5. The oligopoly is too big to re-rate on AI
Industrial gas is a global ~$120B revenue oligopoly with four players. Their combined market cap is ~$450B. For any one of them to double on AI, the AI-attributable earnings would need to grow by an amount comparable to the entire company. Even the most aggressive case — every new advanced fab in the world signing with one supplier — doesn't move the needle that much.
Contrast with NBIS or CRWV: small companies where AI is the entire business. A 5x is mathematically conceivable. For Linde to 5x, you'd need a different planet.
Is the market wrong?
Probably not. The market is correctly pricing these as steady-eddy compounders with semi exposure as a kicker, not as AI plays. The case for owning them is the same as it was in 2019: oligopoly, regulated-utility economics, dividend growth, 8-10% IRR over a cycle. That case doesn't need AI to work, and AI doesn't make it dramatically better.
What would change my mind
- Capacity contention: If TSMC and Samsung start bidding for specialty gas supply because the gas majors can't build plants fast enough, pricing power shifts. No sign of that today — gas capex tracks fab capex with predictable lead times.

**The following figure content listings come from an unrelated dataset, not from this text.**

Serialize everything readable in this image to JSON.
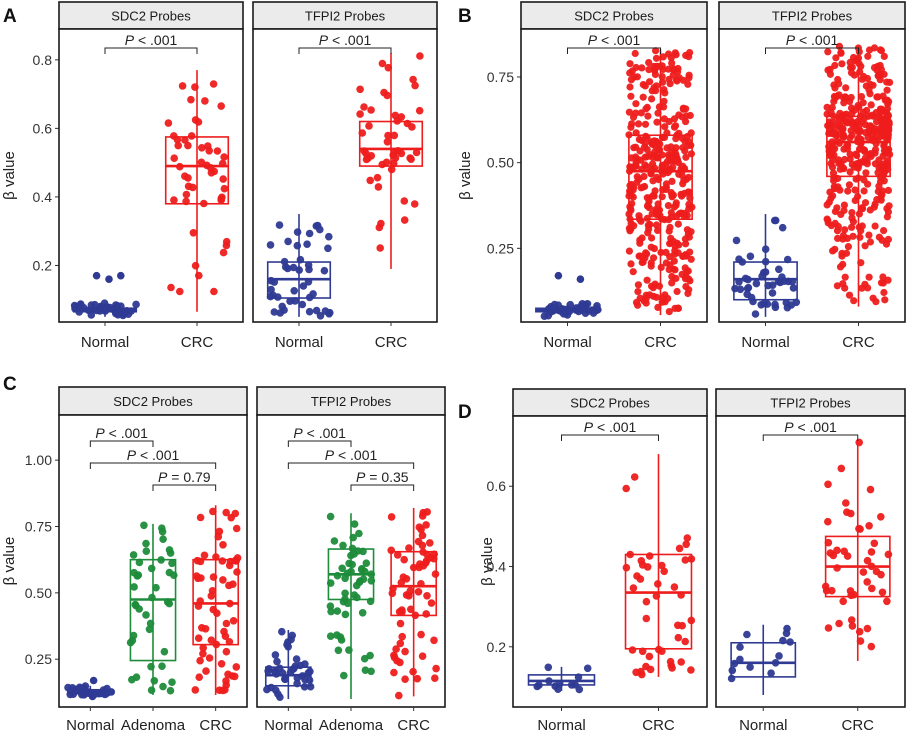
{
  "figure": {
    "colors": {
      "normal": "#2e3a93",
      "crc": "#ee1c1c",
      "adenoma": "#1e8c3a",
      "strip": "#ebebeb",
      "border": "#1a1a1a"
    }
  },
  "chart_data": [
    {
      "panel": "A",
      "type": "box",
      "ylabel": "β value",
      "yticks": [
        0.2,
        0.4,
        0.6,
        0.8
      ],
      "ylim": [
        0.035,
        0.89
      ],
      "yfmt": 1,
      "facets": [
        {
          "title": "SDC2 Probes",
          "groups": [
            {
              "name": "Normal",
              "color": "normal",
              "n": 40,
              "box": {
                "min": 0.05,
                "q1": 0.065,
                "median": 0.07,
                "q3": 0.075,
                "max": 0.09
              },
              "outliers": [
                0.16,
                0.17,
                0.17
              ]
            },
            {
              "name": "CRC",
              "color": "crc",
              "n": 50,
              "box": {
                "min": 0.065,
                "q1": 0.38,
                "median": 0.49,
                "q3": 0.575,
                "max": 0.77
              },
              "outliers": []
            }
          ],
          "comparisons": [
            {
              "g1": 0,
              "g2": 1,
              "label_prefix": "P",
              "label_suffix": " < .001",
              "level": 0
            }
          ]
        },
        {
          "title": "TFPI2 Probes",
          "groups": [
            {
              "name": "Normal",
              "color": "normal",
              "n": 45,
              "box": {
                "min": 0.05,
                "q1": 0.105,
                "median": 0.16,
                "q3": 0.21,
                "max": 0.35
              },
              "outliers": []
            },
            {
              "name": "CRC",
              "color": "crc",
              "n": 48,
              "box": {
                "min": 0.19,
                "q1": 0.49,
                "median": 0.54,
                "q3": 0.62,
                "max": 0.82
              },
              "outliers": []
            }
          ],
          "comparisons": [
            {
              "g1": 0,
              "g2": 1,
              "label_prefix": "P",
              "label_suffix": " < .001",
              "level": 0
            }
          ]
        }
      ]
    },
    {
      "panel": "B",
      "type": "box",
      "ylabel": "β value",
      "yticks": [
        0.25,
        0.5,
        0.75
      ],
      "ylim": [
        0.035,
        0.89
      ],
      "yfmt": 2,
      "facets": [
        {
          "title": "SDC2 Probes",
          "groups": [
            {
              "name": "Normal",
              "color": "normal",
              "n": 40,
              "box": {
                "min": 0.05,
                "q1": 0.065,
                "median": 0.07,
                "q3": 0.075,
                "max": 0.09
              },
              "outliers": [
                0.16,
                0.17
              ]
            },
            {
              "name": "CRC",
              "color": "crc",
              "n": 390,
              "box": {
                "min": 0.055,
                "q1": 0.335,
                "median": 0.475,
                "q3": 0.58,
                "max": 0.83
              },
              "outliers": []
            }
          ],
          "comparisons": [
            {
              "g1": 0,
              "g2": 1,
              "label_prefix": "P",
              "label_suffix": " < .001",
              "level": 0
            }
          ]
        },
        {
          "title": "TFPI2 Probes",
          "groups": [
            {
              "name": "Normal",
              "color": "normal",
              "n": 45,
              "box": {
                "min": 0.05,
                "q1": 0.1,
                "median": 0.16,
                "q3": 0.21,
                "max": 0.35
              },
              "outliers": []
            },
            {
              "name": "CRC",
              "color": "crc",
              "n": 390,
              "box": {
                "min": 0.08,
                "q1": 0.46,
                "median": 0.56,
                "q3": 0.635,
                "max": 0.84
              },
              "outliers": []
            }
          ],
          "comparisons": [
            {
              "g1": 0,
              "g2": 1,
              "label_prefix": "P",
              "label_suffix": " < .001",
              "level": 0
            }
          ]
        }
      ]
    },
    {
      "panel": "C",
      "type": "box",
      "ylabel": "β value",
      "yticks": [
        0.25,
        0.5,
        0.75,
        1.0
      ],
      "ylim": [
        0.07,
        1.17
      ],
      "yfmt": 2,
      "facets": [
        {
          "title": "SDC2 Probes",
          "groups": [
            {
              "name": "Normal",
              "color": "normal",
              "n": 30,
              "box": {
                "min": 0.115,
                "q1": 0.12,
                "median": 0.125,
                "q3": 0.135,
                "max": 0.15
              },
              "outliers": [
                0.11,
                0.17
              ]
            },
            {
              "name": "Adenoma",
              "color": "adenoma",
              "n": 42,
              "box": {
                "min": 0.115,
                "q1": 0.245,
                "median": 0.475,
                "q3": 0.625,
                "max": 0.76
              },
              "outliers": []
            },
            {
              "name": "CRC",
              "color": "crc",
              "n": 62,
              "box": {
                "min": 0.115,
                "q1": 0.305,
                "median": 0.46,
                "q3": 0.625,
                "max": 0.83
              },
              "outliers": []
            }
          ],
          "comparisons": [
            {
              "g1": 0,
              "g2": 1,
              "label_prefix": "P",
              "label_suffix": " < .001",
              "level": 0
            },
            {
              "g1": 0,
              "g2": 2,
              "label_prefix": "P",
              "label_suffix": " < .001",
              "level": 1
            },
            {
              "g1": 1,
              "g2": 2,
              "label_prefix": "P",
              "label_suffix": " = 0.79",
              "level": 2
            }
          ]
        },
        {
          "title": "TFPI2 Probes",
          "groups": [
            {
              "name": "Normal",
              "color": "normal",
              "n": 38,
              "box": {
                "min": 0.1,
                "q1": 0.15,
                "median": 0.19,
                "q3": 0.22,
                "max": 0.36
              },
              "outliers": []
            },
            {
              "name": "Adenoma",
              "color": "adenoma",
              "n": 52,
              "box": {
                "min": 0.1,
                "q1": 0.475,
                "median": 0.57,
                "q3": 0.665,
                "max": 0.8
              },
              "outliers": []
            },
            {
              "name": "CRC",
              "color": "crc",
              "n": 64,
              "box": {
                "min": 0.11,
                "q1": 0.415,
                "median": 0.525,
                "q3": 0.655,
                "max": 0.82
              },
              "outliers": []
            }
          ],
          "comparisons": [
            {
              "g1": 0,
              "g2": 1,
              "label_prefix": "P",
              "label_suffix": " < .001",
              "level": 0
            },
            {
              "g1": 0,
              "g2": 2,
              "label_prefix": "P",
              "label_suffix": " < .001",
              "level": 1
            },
            {
              "g1": 1,
              "g2": 2,
              "label_prefix": "P",
              "label_suffix": " = 0.35",
              "level": 2
            }
          ]
        }
      ]
    },
    {
      "panel": "D",
      "type": "box",
      "ylabel": "β value",
      "yticks": [
        0.2,
        0.4,
        0.6
      ],
      "ylim": [
        0.05,
        0.775
      ],
      "yfmt": 1,
      "facets": [
        {
          "title": "SDC2 Probes",
          "groups": [
            {
              "name": "Normal",
              "color": "normal",
              "n": 12,
              "box": {
                "min": 0.09,
                "q1": 0.105,
                "median": 0.115,
                "q3": 0.13,
                "max": 0.15
              },
              "outliers": []
            },
            {
              "name": "CRC",
              "color": "crc",
              "n": 44,
              "box": {
                "min": 0.125,
                "q1": 0.195,
                "median": 0.335,
                "q3": 0.43,
                "max": 0.68
              },
              "outliers": []
            }
          ],
          "comparisons": [
            {
              "g1": 0,
              "g2": 1,
              "label_prefix": "P",
              "label_suffix": " < .001",
              "level": 0
            }
          ]
        },
        {
          "title": "TFPI2 Probes",
          "groups": [
            {
              "name": "Normal",
              "color": "normal",
              "n": 14,
              "box": {
                "min": 0.08,
                "q1": 0.125,
                "median": 0.16,
                "q3": 0.21,
                "max": 0.255
              },
              "outliers": []
            },
            {
              "name": "CRC",
              "color": "crc",
              "n": 46,
              "box": {
                "min": 0.165,
                "q1": 0.325,
                "median": 0.4,
                "q3": 0.475,
                "max": 0.71
              },
              "outliers": []
            }
          ],
          "comparisons": [
            {
              "g1": 0,
              "g2": 1,
              "label_prefix": "P",
              "label_suffix": " < .001",
              "level": 0
            }
          ]
        }
      ]
    }
  ]
}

- A 2x in electronics segment growth rate: Currently mid-single-digits in line with WFE. If it sustainably runs at 15-20% for 2+ years, the segment becomes large enough to move the parent multiple.
- A pure-play spinout: If one of the majors carves out its electronics business as a standalone listed entity, the market would value it like an AI infra name rather than burying it inside a hydrogen-and-steel company. No one is doing this yet.
Verdict: Pass (for now)
The flat price is rational. These are good businesses being correctly priced as good businesses. They are not hidden AI plays — they're industrial conglomerates with a small, high-quality semi segment. There's no asymmetric setup here today: floor is solid (utility-like cash flows), but ceiling is also low (oligopoly is too big, contracts are too rigid).
The interesting question is not "why didn't they go up" — it's "what would have to happen for an AI-driven re-rating?" The answer is a structural change in either capacity tightness or business structure (spinout). Worth a tickle if APD's new management surprises with an electronics-focused strategy, or if any of them spins out the semi segment. Until then, the watch is passive.